From the Vacaville Reporter // June 30, 2005
By Julie Kay/Staff Writer
Three and a half months after the Fairfield-Suisun Unified School District board appointed Arnold Woodrow Carter as superintendent, the administrator and retired Army colonel arrived Monday, eager to get started.
Carter described his first few days as "outstanding."
"I've been very warmly received," said Carter, who moved to Fairfield two weeks ago from Oakland to take the post being vacated by former Superintendent Sharon Tucker, who is retiring. Carter and Tucker are working together this week before she leaves. Carter, 56, has served as deputy superintendent for the Oakland Unified School District for the past two years.
The Floyd County, Kentucky, native, who goes by A. Woodrow Carter, spent 27 years in the Army, serving as a battalion commander with the 101st Airborne Division during the 1991 Gulf War.

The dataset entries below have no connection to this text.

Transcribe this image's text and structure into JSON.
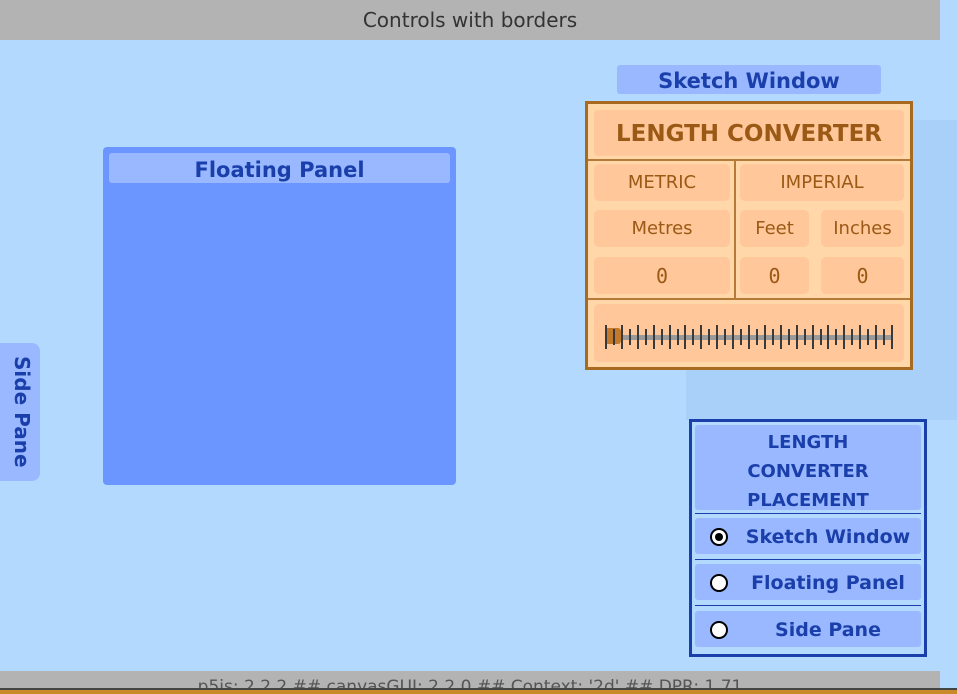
{
  "window": {
    "title": "Controls with borders"
  },
  "floating_panel": {
    "title": "Floating Panel"
  },
  "side_pane": {
    "label": "Side Pane"
  },
  "sketch_window": {
    "title": "Sketch Window"
  },
  "length_converter": {
    "title": "LENGTH CONVERTER",
    "metric_label": "METRIC",
    "imperial_label": "IMPERIAL",
    "units": {
      "metres": "Metres",
      "feet": "Feet",
      "inches": "Inches"
    },
    "values": {
      "metres": "0",
      "feet": "0",
      "inches": "0"
    },
    "slider": {
      "value": 0
    }
  },
  "placement": {
    "title_lines": [
      "LENGTH",
      "CONVERTER",
      "PLACEMENT"
    ],
    "options": [
      {
        "label": "Sketch Window",
        "selected": true
      },
      {
        "label": "Floating Panel",
        "selected": false
      },
      {
        "label": "Side Pane",
        "selected": false
      }
    ]
  },
  "status_bar": {
    "text": "p5js: 2.2.2   ##   canvasGUI: 2.2.0   ##   Context: '2d'   ##   DPR: 1.71"
  },
  "colors": {
    "background": "#b3d9ff",
    "panel": "#6b96ff",
    "converter": "#ffd7a8",
    "accent": "#1a3faa"
  }
}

Carter retired from the military in 1998 to become the state administrator of the Floyd County school district and returned to school to study education and public administration.
From July 2001 to December 2002 Carter served as superintendent of Bourbon County school district, and was nominated to attend the Broad Center for the Management of School Systems.

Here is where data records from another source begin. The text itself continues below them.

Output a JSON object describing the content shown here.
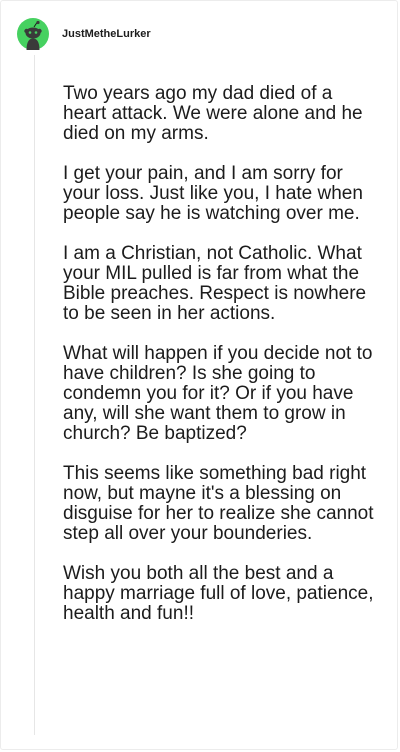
{
  "comment": {
    "author": "JustMetheLurker",
    "avatar_icon": "snoo-avatar-icon",
    "avatar_color": "#46d160",
    "paragraphs": [
      "Two years ago my dad died of a heart attack. We were alone and he died on my arms.",
      "I get your pain, and I am sorry for your loss. Just like you, I hate when people say he is watching over me.",
      "I am a Christian, not Catholic. What your MIL pulled is far from what the Bible preaches. Respect is nowhere to be seen in her actions.",
      "What will happen if you decide not to have children? Is she going to condemn you for it? Or if you have any, will she want them to grow in church? Be baptized?",
      "This seems like something bad right now, but mayne it's a blessing on disguise for her to realize she cannot step all over your bounderies.",
      "Wish you both all the best and a happy marriage full of love, patience, health and fun!!"
    ]
  }
}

The center, founded by billionaire Eli Broad, is led by a faculty which includes CEOs, government leaders, and policy makers. The center accepts only about one out of 10 applicants.
Carter said his interest in education began when he served as a school board member in Killeen, Texas, while still in the Army. Students from various schools in the district would come to the meetings to give presentations, said Carter.

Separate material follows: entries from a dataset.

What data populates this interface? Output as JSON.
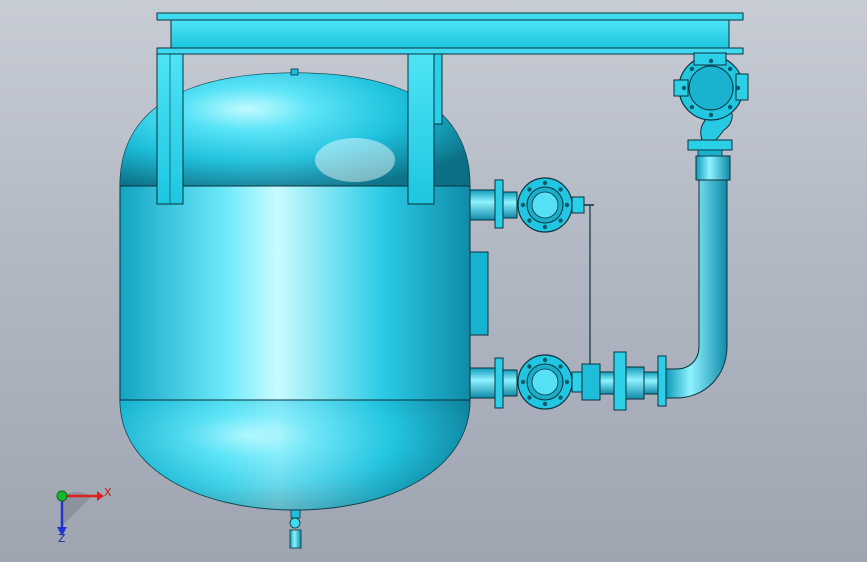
{
  "colors": {
    "background_top": "#c7ccd5",
    "background_bottom": "#9ea5b1",
    "model_fill": "#18c4e0",
    "model_light": "#bff7ff",
    "model_dark": "#0d6f86",
    "edge": "#08323c",
    "axis_x": "#e02020",
    "axis_y": "#19b82a",
    "axis_z": "#2035d0"
  },
  "icons": {
    "triad": "coordinate-triad-icon",
    "origin": "origin-sphere-icon"
  },
  "triad": {
    "x_label": "X",
    "z_label": "Z"
  }
}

"You could see the passion school board members, parents, and teachers had for their children," said Carter. "I took it very seriously."
Carter believes strongly that student achievement must be a district's top priority, and that politics should never be allowed to get in the way of that.
Fairfield-Suisun, he said, has done an admirable job.
"It's a very mature district," said Carter. "I spent a lot of time researching before I decided to apply. I found a school district that set aside special interests and adult interests for the benefit of student achievement."
That wasn't the district's only attraction, said Carter.
"Fairfield-Suisun has every possible indicator that any aspiring superintendent would check off," he said. "Parent involvement, an informed, educated board, a good academic performance index."
Carter dismissed the idea that he arrives at the district at a difficult time.
"I think some people look at it as a challenging time," said Carter. "I look at it as a point of opportunity. That might sound trite, but in my experience in education the pendulum swings back and forth. We're in a down cycle; this will not last."
In Fairfield-Suisun, said Carter, "I think the challenge ... is to make sure we are maximizing resources" and looking at funding decisions from the perspective of how they ultimately impact kids in the classrooms.
Carter said he has enormous enthusiasm for the work ahead.
"I could have done other things after I retired from the military," he said. "But this is what I want to do."